As a military man, Zeppelin viewed his invention in primarily military terms, and saw it as contribution to his country’s military strength. His plan was for the technology to be adopted by the army and navy, and his early efforts were dedicated to winning their support, and convincing the armed forces to purchase and operate his ships. He was frustrated by military’s lack of early enthusiasm, and it has been said that he viewed the attempt to commercialize his ships with a certain measure of disdain; perhaps from his background as a German aristocrat, he viewed the idea of carrying paying passengers to generate revenue as unworthy of his ships, and of himself.
Despite his desire to see his ships used for military purposes, Zeppelin had a very uneasy relationship with the leaders of the army and navy, who did not share the public’s early enthusiasm for Zeppelin’s creation, and who were understandably skeptical about the military and naval utility of flimsy, underpowered ships which often crashed. Zeppelin’s personal history of unfair treatment — his forced resignation from the Army — may have also added to his feelings.
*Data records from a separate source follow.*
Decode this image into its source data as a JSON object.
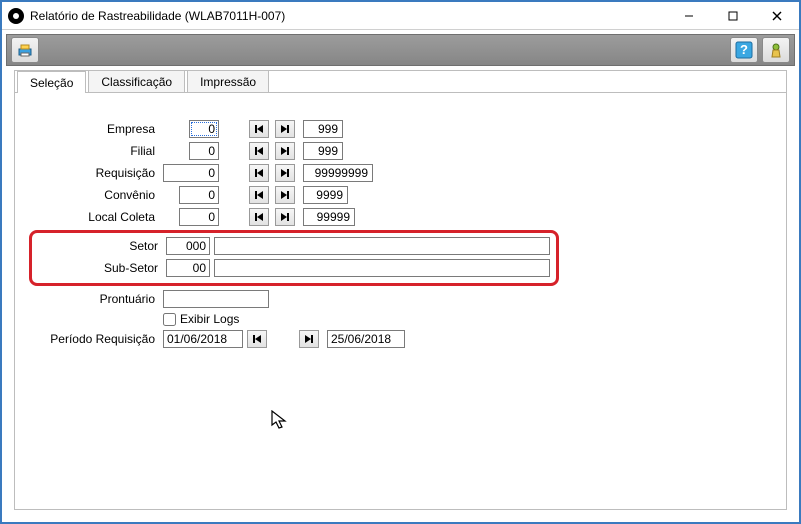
{
  "window": {
    "title": "Relatório de Rastreabilidade (WLAB7011H-007)"
  },
  "tabs": {
    "selection": "Seleção",
    "classification": "Classificação",
    "printing": "Impressão"
  },
  "form": {
    "empresa": {
      "label": "Empresa",
      "from": "0",
      "to": "999"
    },
    "filial": {
      "label": "Filial",
      "from": "0",
      "to": "999"
    },
    "requisicao": {
      "label": "Requisição",
      "from": "0",
      "to": "99999999"
    },
    "convenio": {
      "label": "Convênio",
      "from": "0",
      "to": "9999"
    },
    "local_coleta": {
      "label": "Local Coleta",
      "from": "0",
      "to": "99999"
    },
    "setor": {
      "label": "Setor",
      "code": "000",
      "desc": ""
    },
    "subsetor": {
      "label": "Sub-Setor",
      "code": "00",
      "desc": ""
    },
    "prontuario": {
      "label": "Prontuário",
      "value": ""
    },
    "exibir_logs": {
      "label": "Exibir Logs",
      "checked": false
    },
    "periodo": {
      "label": "Período Requisição",
      "from": "01/06/2018",
      "to": "25/06/2018"
    }
  }
}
Zeppelin began to withdraw from active involvement with airships after an especially rancorous disagreement with the Navy over blame for the September, 1913 crash of Naval zeppelin L-1 (LZ-14) off the coast of Heligoland, in which 14 men died (the first deaths in any zeppelin accident).
Although pleased by the military contribution his ships made during World War I, Count Zeppelin had little personal involvement with airships during the war, and turned his attention to heavier-than-air craft, particularly “Giant Aircraft” (Riesenflugzeug) such as the Zeppelin-Staaken bombers, and other industrial interests, such as internal combustion engines and gas works.
Count Zeppelin died before the end of World War I, of natural causes at age 78, on March 8, 1917.